For the 2021 sugarcane harvest of about 17.1 million tons, Arnold says 27 percent of the crop was cut “green,” meaning it wasn’t burned off. 

He says the SCGC is introducing a fleet of 35 to 40 harvesters, some of them contracted, and three-quarters of them set up with the latest harvesting technology. As older harvesters are phased out, he says 32 of the newer machines should be equipped with SmartClean technology. That innovation provides harvesting cameras and sensors that ultimately lead to adjusting the amount of trash going back into the field or onto the mill wagons.

“Having SmartClean reduces fuel consumption and increases profits in the fields for the growers, bringing down the footprint for us as well,” he says. “It’s a great environmental tool.”

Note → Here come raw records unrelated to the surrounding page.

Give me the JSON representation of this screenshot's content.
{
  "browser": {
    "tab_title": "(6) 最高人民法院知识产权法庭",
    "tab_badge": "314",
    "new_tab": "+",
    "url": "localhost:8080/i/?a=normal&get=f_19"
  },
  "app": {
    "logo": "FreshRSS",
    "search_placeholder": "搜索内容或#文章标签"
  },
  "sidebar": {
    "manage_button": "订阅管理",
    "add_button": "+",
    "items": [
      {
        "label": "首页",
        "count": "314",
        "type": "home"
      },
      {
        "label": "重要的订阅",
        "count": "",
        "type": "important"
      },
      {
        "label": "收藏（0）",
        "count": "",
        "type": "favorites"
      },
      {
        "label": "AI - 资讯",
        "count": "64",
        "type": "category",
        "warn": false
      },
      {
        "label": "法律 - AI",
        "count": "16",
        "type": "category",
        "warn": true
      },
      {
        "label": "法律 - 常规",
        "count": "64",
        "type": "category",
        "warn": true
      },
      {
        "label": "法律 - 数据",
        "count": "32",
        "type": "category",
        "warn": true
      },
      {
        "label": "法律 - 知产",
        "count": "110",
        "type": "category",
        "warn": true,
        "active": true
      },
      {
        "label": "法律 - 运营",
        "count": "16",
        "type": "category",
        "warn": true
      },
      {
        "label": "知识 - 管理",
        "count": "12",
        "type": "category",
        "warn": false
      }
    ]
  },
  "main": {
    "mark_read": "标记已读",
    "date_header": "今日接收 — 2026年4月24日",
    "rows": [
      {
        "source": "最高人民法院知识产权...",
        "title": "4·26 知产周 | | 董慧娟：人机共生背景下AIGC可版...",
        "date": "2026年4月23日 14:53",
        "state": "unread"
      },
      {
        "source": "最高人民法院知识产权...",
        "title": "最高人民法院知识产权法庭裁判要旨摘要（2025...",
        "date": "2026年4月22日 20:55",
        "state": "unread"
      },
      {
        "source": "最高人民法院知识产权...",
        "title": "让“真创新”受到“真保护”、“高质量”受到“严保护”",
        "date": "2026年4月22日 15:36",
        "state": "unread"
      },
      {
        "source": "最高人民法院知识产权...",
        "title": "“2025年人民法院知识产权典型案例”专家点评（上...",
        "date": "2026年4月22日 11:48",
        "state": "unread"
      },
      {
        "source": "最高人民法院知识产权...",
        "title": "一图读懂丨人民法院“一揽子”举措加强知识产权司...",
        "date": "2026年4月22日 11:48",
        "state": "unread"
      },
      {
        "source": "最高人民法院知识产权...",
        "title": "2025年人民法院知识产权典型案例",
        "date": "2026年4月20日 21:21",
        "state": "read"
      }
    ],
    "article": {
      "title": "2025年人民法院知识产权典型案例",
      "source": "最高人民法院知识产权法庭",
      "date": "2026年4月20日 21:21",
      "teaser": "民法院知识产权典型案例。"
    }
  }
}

Arnold says the SCGC was formed in the late 1950s when local, private, small-scale farmers got together to make a unified mill capable of producing sugar. He says the idea was to invest in a co-op for “fair pricing” where “everyone had a hand in what was going on at the mill to provide sugar.”

Currently, the SCGC has sugarcane on about 75,000 acres, with other agriculture growing to push its property to more than 100,000 acres, in addition to acreage provided by brother mills such as U.S. Sugar. The scope of SCGC in South Florida keeps Arnold circulating about South Florida.

Arnold began his career in the sugar industry in 1998 as a research assistant for Florida Crystals. He then spent from 2001 to 2005 as Glades Sugar Industry Supervisor for PRIDE Enterprises, Belle Glade. He joined the SCGC in 2005 as a unit supervisor-mapping technician.

Arnold says his role in helping to advance harvesting techniques while monitoring environmental impacts will remain crucial. He says the sugar industry is changing in innovation and data-driven programs – both in the field and the factory.

“It’s becoming a high-tech job where we’re looking at all sorts of data and learning from it to make better decisions whether environmental things or farming or processing,” he says. “Because we’re made of member-growers, all of us are in the same boat. We want to make a living ourselves, but we also want to have this legacy for our kids to be able to farm land and be productive in the farming industry in the future.”